North Carolina Farmers Bracing for Florence

North Carolina Farmers Bracing for Florence
This map from the North Carolina Department of Environmental Quality shows the concentration of livestock facilities in the projected path of Hurricane Florence.

It’s a horse race for North Carolina farmers trying to complete as much harvest as possible before hurricane Florence hits that state’s shoreline, with projected 140+ mph winds and rainfall accumulations of up to 30+ inches in some areas.

Justin Edwards, a North Carolina row-crop and hog farmer, located in Duplin County, approximately 50 miles inland of the North Carolina coastline where hurricane Florence is predicted to make landfall, was 90 to 100 acres from being done with corn harvest.
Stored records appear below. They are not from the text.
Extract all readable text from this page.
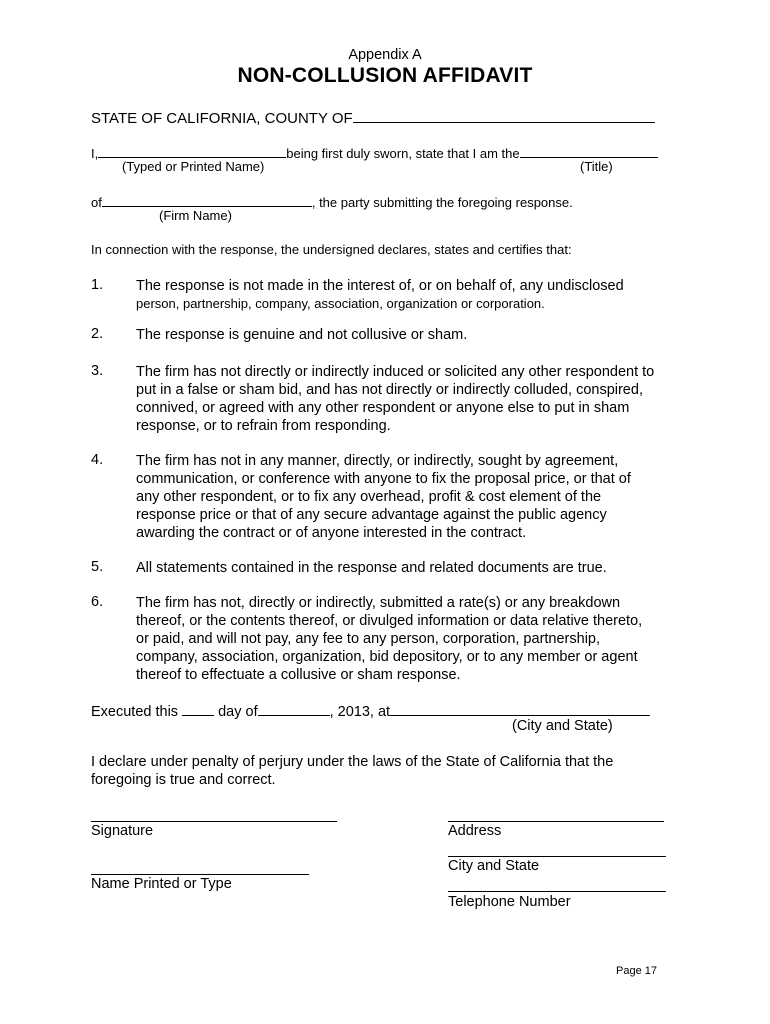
Appendix A
NON-COLLUSION AFFIDAVIT
STATE OF CALIFORNIA, COUNTY OF
I,	being first duly sworn, state that I am the
(Typed or Printed Name)	(Title)
of	, the party submitting the foregoing response.
(Firm Name)
In connection with the response, the undersigned declares, states and certifies that:
1. The response is not made in the interest of, or on behalf of, any undisclosed
person, partnership, company, association, organization or corporation.
2. The response is genuine and not collusive or sham.
3. The firm has not directly or indirectly induced or solicited any other respondent to
put in a false or sham bid, and has not directly or indirectly colluded, conspired,
connived, or agreed with any other respondent or anyone else to put in sham
response, or to refrain from responding.
4. The firm has not in any manner, directly, or indirectly, sought by agreement,
communication, or conference with anyone to fix the proposal price, or that of
any other respondent, or to fix any overhead, profit & cost element of the
response price or that of any secure advantage against the public agency
awarding the contract or of anyone interested in the contract.
5. All statements contained in the response and related documents are true.
6. The firm has not, directly or indirectly, submitted a rate(s) or any breakdown
thereof, or the contents thereof, or divulged information or data relative thereto,
or paid, and will not pay, any fee to any person, corporation, partnership,
company, association, organization, bid depository, or to any member or agent
thereof to effectuate a collusive or sham response.
Executed this	day of	, 2013, at
(City and State)
I declare under penalty of perjury under the laws of the State of California that the
foregoing is true and correct.
Signature
Name Printed or Type
Address
City and State
Telephone Number
Page 17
“My wife and I were talking about it last night—they’re projecting 140 mile an hour winds to come in here and I don’t know how you get prepared for pretty much a tornado that’s going to stay around a couple days—it’s got me worried,” Edwards said. “We have to pray to the good Lord that he’ll have mercy on us.”

Forecasters there were predicting very dangerous winds in excess of 75 mph may arriving overnight Thursday into Friday morning.

“We’re trying to finish up corn harvest right now—I’m hoping we can be done by hopefully the time I go to bed tonight—it’ll be a tight race. Luckily our neighbors that are finished are stepping up and helping us out,” Edwards said.

It’s a testament to the way things will evolve throughout rural North Carolina, once Florence has passed, says Edwards. “We’re in rural America and we’re really good about helping our neighbors. If one person is in need, a neighbor doesn’t mind stepping up and helping—we’re really good about pulling together and overcoming adversity.”

Even so, Edwards says area farmers, home to as many as 9 million hogs with major swine production facilities concentrated in the area, are also focused on preparing for the worst, securing livestock facilities, stocking extra fuel for generators, supplies and feed inventories.

“We’ve got to make sure the animals are taken care of just in case we lose power for a couple of days,” Edwards said. “We’ve got to make sure we’ve got fuel on hand, our feeders are full; our feed tanks are full of supplies, so that if the feed mill can’t run we’ve still got access to feed.

As focused as Edwards is on making sure his livestock are taken care of, he also has a higher priority and worry. “No matter what, I need to take care of our livestock, but I’m more worried about my family and myself and our well-being,” he said.

Marlow Vaughn, a hog farmer located approximately 90 miles west of the North Carolina coastline in rural Wayne County, expressed similar concerns. “Not only do I worry about my family I worry about this farm—it’s our livelihood so it’s our top priority,” she said.

“We’re busy right now preparing our feed, preparing our houses, preparing our barns, making sure we have enough feed to feed our animals in case something happens,” Vaughn said. “We’re making sure generators are working in case the electricity goes out and making sure our farm employees are safe and they don’t have to worry about coming out here and that things are already taken care of.”

Saying it’s definitely, “all hands on deck,” Vaughn said she doesn’t know what to expect. “We’ve never seen a hurricane like this before so we just don’t know—we’re preparing for the worst but hoping for the best. That’s going to be hard when you are inside and the storms hitting and the wind is howling, and you don’t know what’s going on or what’s happening at your barns.”

Based on past hurricane experiences, Edwards says they have a time-tested protocol to follow. “Anytime you have significant damage to a barn, you have to improvise and do the best you can to take care of those animals,” he said.

“If you have if you have roofs ripped off, it affects your watering system, it affects your feed system, it affects the electrical supply to your barn. So you just have to improvise, but we do have protocols, and what we have done in the past has worked for the most part.”